Todd H Lanman is a spine surgeon known for his work on the advancement of total disc replacement surgery and motion preservation. Following his own experiences undergoing a number of spinal surgeries, Lanman has pursued a career dedicated to the restoration of his patients’ mobility. Here, he argues for the modernisation of cervical spine surgery by advocating for the routine use of cervical disc replacement.
Historically, when patients had degenerative disease in the hip and knee, we surgeons fused the joints. It relieved pain, the joints were stabilised, but range of motion was terrible. As artificial knee and hip joints were shown to be safe, effective, and to greatly improve health related quality of life, we moved away from fusion and towards artificial joint replacement of these joints. For knees and hips, artificial joint replacement is now routine. When these artificial knees or hips fail, we do not take out the artificial joint and perform a fusion, we simply replace the artificial joint with another. In fact, if the situation warranted, we would revise a hip or knee arthrodesis and place a new artificial joint.
Unfortunately, we still follow the old model for treating cervical disc disease. In patients who have had failed artificial disc replacements, most surgeons will remove the disc and fuse the spine there. Likewise, a cervical spine fusion is often viewed as the operation of no return. I am advocating a new approach. Instead of fusion, I suggest we remove the failing disc (or perhaps revise a fusion), fix the problem (for example bone spur) and install a new artificial disc. Essentially, I want to bring cervical spine surgery into the modern age, where knees and hips have been for some time already.
I cared for a woman from Texas who had a three-level cervical fusion from C3 to C6. She came to see me because another disc had failed at C6-C7. She was an avid golfer, and did not want any further cervical fusion surgery performed. Her range of motion was already far more limited than she would like. She asked that I treat the C6-C7 level with an artificial disc. She was an off label candidate for artificial disc replacement at C6-C7, below her three-level fusion. However, as we were discussing the procedure, she specifically asked whether it might be possible to remove the fusion. At the very least, she wondered, could I revise at least one of the fusions and replace that with an artificial disc, in order to improve her neck mobility.

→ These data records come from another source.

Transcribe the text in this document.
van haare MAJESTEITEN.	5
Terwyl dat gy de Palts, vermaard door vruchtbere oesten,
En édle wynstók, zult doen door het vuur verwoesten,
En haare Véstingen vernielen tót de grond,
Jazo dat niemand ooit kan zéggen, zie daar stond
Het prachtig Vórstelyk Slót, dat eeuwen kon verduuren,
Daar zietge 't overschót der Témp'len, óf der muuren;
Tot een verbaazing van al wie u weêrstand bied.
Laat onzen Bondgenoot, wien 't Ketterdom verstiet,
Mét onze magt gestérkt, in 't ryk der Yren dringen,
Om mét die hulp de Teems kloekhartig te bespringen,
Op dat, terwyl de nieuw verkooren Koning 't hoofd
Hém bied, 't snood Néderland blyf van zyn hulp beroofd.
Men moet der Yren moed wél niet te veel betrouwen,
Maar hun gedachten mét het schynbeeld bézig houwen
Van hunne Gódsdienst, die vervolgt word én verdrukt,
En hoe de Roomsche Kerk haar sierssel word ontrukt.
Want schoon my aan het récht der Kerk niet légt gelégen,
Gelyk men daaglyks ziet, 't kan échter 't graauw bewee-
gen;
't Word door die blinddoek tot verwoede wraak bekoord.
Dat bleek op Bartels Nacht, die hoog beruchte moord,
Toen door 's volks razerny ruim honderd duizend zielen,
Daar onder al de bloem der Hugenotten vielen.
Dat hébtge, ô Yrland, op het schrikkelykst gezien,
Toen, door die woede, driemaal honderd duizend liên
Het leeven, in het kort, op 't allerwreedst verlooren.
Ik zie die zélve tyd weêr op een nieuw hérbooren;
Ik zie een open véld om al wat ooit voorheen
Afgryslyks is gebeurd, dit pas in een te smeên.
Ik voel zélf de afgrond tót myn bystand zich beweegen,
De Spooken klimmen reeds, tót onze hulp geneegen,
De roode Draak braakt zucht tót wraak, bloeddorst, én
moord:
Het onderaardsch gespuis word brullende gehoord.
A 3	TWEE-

After reviewing her CT scan, her facet joints did appear opened and healthy behind the fused disc of C5-6—this is the disc immediately above C6-7. They were not autofused, though the interbody space was autofused at C5-C6. After careful consideration, I told her I could remove the fusion. I explained I could carefully drill this area out and provide interbody distraction. If the facet joints permitted motion, then I could insert an artificial disc. I also explained that this was an off label use of the device and explained what that meant. After a thorough discussion of the risks and benefits, she was very eager to try this surgical option. In fact, her enthusiasm and strong desire for greater spinal mobility is what initially drove me to this route.
During surgery, I was able to drill out the fusion at C5–6, and, after seeing acceptable motion, I placed an artificial disc. Now, instead of having three discs fused, her cervical spine only has two discs fused, and she has two artificial discs. She now has three motion segments of the five discs in the cervical spine, as shown on the attached films, has far greater spinal range of motion, and has less pain. By all measures, the surgery was a success.
In my practice and as a principal investigator for a number of artificial disc device trials, I have come to learn that fusing more than two levels in the cervical spine often leads to severely restricted motion. After analysing the data, reversing cervical fusions and replacing them with artificial discs provides at least equivalent and often times superior results for the treatment of degenerative cervical disc disease, and enables select patients to regain motion in the spine and to live active and more functional lives. I have applied this technique to more than 10 patients with great success.
Of course, proper patient selection is critical. I have found that the best candidates for this procedure are those who are seeking disc replacement surgery and have failed unions called a nonunion. During pre-surgical planning, it is critical to obtain a CT scan with very thin cuts in axial, sagittal and coronal planes. If the facet joints appear open—not autofused at the fusion segment or at a nonunion segment—the anterior cervical plate and interbody spacer can be removed safely. Once the device is removed, it is important to carefully distract the interbody space and open it. Care must be taken as you move laterally to avoid the vertebral arteries, of course, and provide very thorough decompression of the nerve roots bilaterally. It is clear that when restoring motion, nerve root decompression is critical and must be extensive so that the patient does not create an impingement with the artificial disc in place. Artificial disc replacement and fusion can relieve pain and dysfunction; however, the goal of surgery should also be to restore motion, and keep the patient active and functional.
Artificial disc replacement accomplishes this last feat, where fusion does not. Given my successes with the approach and the successes I have seen in clinical research, I am therefore advocating revision with artificial disc replacement both for artificial disc replacement and prior fusion surgeries in the cervical spine in select cases. Just as the field has progressed in knees and hips, so too will the management of degenerative diseases of the cervical spine.
Todd Lanman is a spine surgeon at Lanman Spinal Neurosurgery, Los Angeles, USA.